The background dataset is finished and is stored as __df_bg__.

## Step 8: Extract relevant information from the acceptability judgment data

In [17]:
df_ju = df_ju[(df_ju["V10"] == "Choice") | (df_ju["V10"] == "Selection")]
df_ju = df_ju[["subj_id", "V22", "V23", "V6", "V24", "V25", "V11"]]
df_ju.head()

Unnamed: 0,subj_id,V22,V23,V6,V24,V25,V11
68,1,1,9.0,experiment-filler,bad,I had every hour many days swum 100 meters in ...,2
73,1,1,8.0,experiment-filler,good,Everyone takes advantage of the few sunny days...,6
78,1,1,7.0,experiment-filler,intermediate,Do you remember the girl who Jack commented on...,5
83,1,1,11.0,experiment-critical,nested_island,I talked about the man that I like the truck t...,3
88,1,1,18.0,experiment-filler,bad,Who edited the article that we will have acces...,5


In [18]:
df_ju.columns = ["subj_id", "list", "item", "trial_type", "condition", "sentence", "judgment"]
df_ju.head()

Unnamed: 0,subj_id,list,item,trial_type,condition,sentence,judgment
68,1,1,9.0,experiment-filler,bad,I had every hour many days swum 100 meters in ...,2
73,1,1,8.0,experiment-filler,good,Everyone takes advantage of the few sunny days...,6
78,1,1,7.0,experiment-filler,intermediate,Do you remember the girl who Jack commented on...,5
83,1,1,11.0,experiment-critical,nested_island,I talked about the man that I like the truck t...,3
88,1,1,18.0,experiment-filler,bad,Who edited the article that we will have acces...,5


In [19]:
# Quickly gonna make the item column int instead of float.
df_ju["item"] = df_ju["item"].apply(int)

## Step 9: Convert acceptability judgments to z-scores

In [20]:
# The ints in the judgment column are actually strings – need to typecast them first.
df_ju["judgment"] = df_ju["judgment"].apply(int)

In [21]:
# Apply corresponding zscores.
df_ju["zscore"] = df_ju.groupby("subj_id")["judgment"].apply(lambda x: zscore(x, ddof=1))
df_ju.head()

Unnamed: 0,subj_id,list,item,trial_type,condition,sentence,judgment,zscore
68,1,1,9,experiment-filler,bad,I had every hour many days swum 100 meters in ...,2,-1.000603
73,1,1,8,experiment-filler,good,Everyone takes advantage of the few sunny days...,6,1.094118
78,1,1,7,experiment-filler,intermediate,Do you remember the girl who Jack commented on...,5,0.570437
83,1,1,11,experiment-critical,nested_island,I talked about the man that I like the truck t...,3,-0.476923
88,1,1,18,experiment-filler,bad,Who edited the article that we will have acces...,5,0.570437


Quick note – I tried to calculate z-score using mean and stdev, and found that two of the results had a __stdev of 0__ (specifically subj 17 and 22):

In [22]:
stds = df_ju.groupby("subj_id")["judgment"].std()
stds[stds == 0]

subj_id
17    0.0
22    0.0
Name: judgment, dtype: float64

Which means that subj 17 and 22 answered the same for every trial.
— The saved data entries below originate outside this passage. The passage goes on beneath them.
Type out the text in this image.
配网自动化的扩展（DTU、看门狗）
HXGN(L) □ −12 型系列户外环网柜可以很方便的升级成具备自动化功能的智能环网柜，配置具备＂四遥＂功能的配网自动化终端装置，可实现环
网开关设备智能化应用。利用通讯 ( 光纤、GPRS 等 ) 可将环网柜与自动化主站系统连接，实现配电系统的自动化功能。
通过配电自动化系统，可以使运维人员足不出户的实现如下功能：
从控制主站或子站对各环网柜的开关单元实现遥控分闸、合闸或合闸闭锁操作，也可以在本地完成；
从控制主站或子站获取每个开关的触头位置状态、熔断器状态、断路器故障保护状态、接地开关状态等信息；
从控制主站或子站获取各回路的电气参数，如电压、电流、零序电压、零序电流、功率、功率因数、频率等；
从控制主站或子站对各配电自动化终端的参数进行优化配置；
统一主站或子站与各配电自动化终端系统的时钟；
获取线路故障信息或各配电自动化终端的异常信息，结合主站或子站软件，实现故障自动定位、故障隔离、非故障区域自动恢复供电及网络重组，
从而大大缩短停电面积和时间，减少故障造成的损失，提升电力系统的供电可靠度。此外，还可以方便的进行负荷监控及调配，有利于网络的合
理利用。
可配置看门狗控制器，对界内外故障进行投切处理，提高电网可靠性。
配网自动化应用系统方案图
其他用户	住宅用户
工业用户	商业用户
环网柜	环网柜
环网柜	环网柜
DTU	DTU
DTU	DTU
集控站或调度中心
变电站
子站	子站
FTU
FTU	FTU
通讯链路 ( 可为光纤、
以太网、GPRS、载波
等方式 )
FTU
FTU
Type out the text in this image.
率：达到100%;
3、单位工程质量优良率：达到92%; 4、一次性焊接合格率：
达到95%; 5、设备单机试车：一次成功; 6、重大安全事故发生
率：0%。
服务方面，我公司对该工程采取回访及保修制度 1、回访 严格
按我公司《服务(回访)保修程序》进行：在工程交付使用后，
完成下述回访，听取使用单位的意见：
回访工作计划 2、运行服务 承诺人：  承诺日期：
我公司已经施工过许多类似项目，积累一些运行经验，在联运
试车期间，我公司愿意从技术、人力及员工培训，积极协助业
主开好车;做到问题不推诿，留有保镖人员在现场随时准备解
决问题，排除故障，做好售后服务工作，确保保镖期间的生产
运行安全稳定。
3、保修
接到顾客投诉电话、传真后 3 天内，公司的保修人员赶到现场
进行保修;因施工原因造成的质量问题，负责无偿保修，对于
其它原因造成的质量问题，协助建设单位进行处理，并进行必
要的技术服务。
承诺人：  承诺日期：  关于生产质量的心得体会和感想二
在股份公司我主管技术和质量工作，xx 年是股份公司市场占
Maho says we should remove them (and others who might not have been paying attention) from the dataset.

## Attention check

Procedure:

1. Get a list of 10 fillers whose mean acceptability was the highest, and 10 lowest (20 in total).
2. Check each participant's judgment of each of the 20 fillers, and see if their judgment was more than 2 standard deviations away from the mean
3. If a participant's judgment met this criterion more than 5 out of 20 times, exclude the participant from data analysis 

### Part 1

In [23]:
# Only include filler sentences
df_check = df_ju[df_ju["trial_type"] == "experiment-filler"]
df_check.head()

Unnamed: 0,subj_id,list,item,trial_type,condition,sentence,judgment,zscore
68,1,1,9,experiment-filler,bad,I had every hour many days swum 100 meters in ...,2,-1.000603
73,1,1,8,experiment-filler,good,Everyone takes advantage of the few sunny days...,6,1.094118
78,1,1,7,experiment-filler,intermediate,Do you remember the girl who Jack commented on...,5,0.570437
88,1,1,18,experiment-filler,bad,Who edited the article that we will have acces...,5,0.570437
93,1,1,9,experiment-filler,intermediate,Which teachers are the administrator firing at...,6,1.094118


In [24]:
# Find the overall mean score for each sentence
sent_means = df_check.groupby("sentence")["judgment"].mean()
df_check["sent_mean"] = sent_means.loc[df_check["sentence"]].values

# Find the overall z-score for each judgment
df_check["sent_zscore"] = df_check.groupby("sentence")["judgment"].apply(lambda x: zscore(x, ddof=1))
df_check.head()

Unnamed: 0,subj_id,list,item,trial_type,condition,sentence,judgment,zscore,sent_mean,sent_zscore
68,1,1,9,experiment-filler,bad,I had every hour many days swum 100 meters in ...,2,-1.000603,1.885714,0.111778
73,1,1,8,experiment-filler,good,Everyone takes advantage of the few sunny days...,6,1.094118,5.885714,0.075676
78,1,1,7,experiment-filler,intermediate,Do you remember the girl who Jack commented on...,5,0.570437,4.942857,0.03638
88,1,1,18,experiment-filler,bad,Who edited the article that we will have acces...,5,0.570437,3.4,1.162563
93,1,1,9,experiment-filler,intermediate,Which teachers are the administrator firing at...,6,1.094118,5.0,0.550973


In [25]:
# Find the 10 best and 10 worst sentences (according to the sent_mean column)
df_sort = df_check[["sentence", "sent_mean"]].drop_duplicates("sentence").sort_values(by="sent_mean")
df_sort = pd.concat((df_sort.head(10), df_sort.tail(10)))
df_sort

Unnamed: 0,sentence,sent_mean
68,I had every hour many days swum 100 meters in ...,1.885714
303,The famous siblings together became we 17 peop...,2.0
283,To he likes that linguistics would like to the...,2.028571
248,Peeled the banana in the kitchen the waitress ...,2.142857
263,There was love one’s true self many men now fr...,2.2
228,What will you buys when you could went on a va...,2.314286
198,The students described which counselor the dep...,2.6
233,What did Sarah eat that Bob likes a pizza more...,2.657143
338,What did the talented chef cook ravioli with s...,2.771429
113,The lawyer the judge determined the defendant ...,2.8


### Part 2

In [26]:
# Only include sentences that are in the above dataset ^
df_check = df_check[df_check["sentence"].isin(df_sort["sentence"])]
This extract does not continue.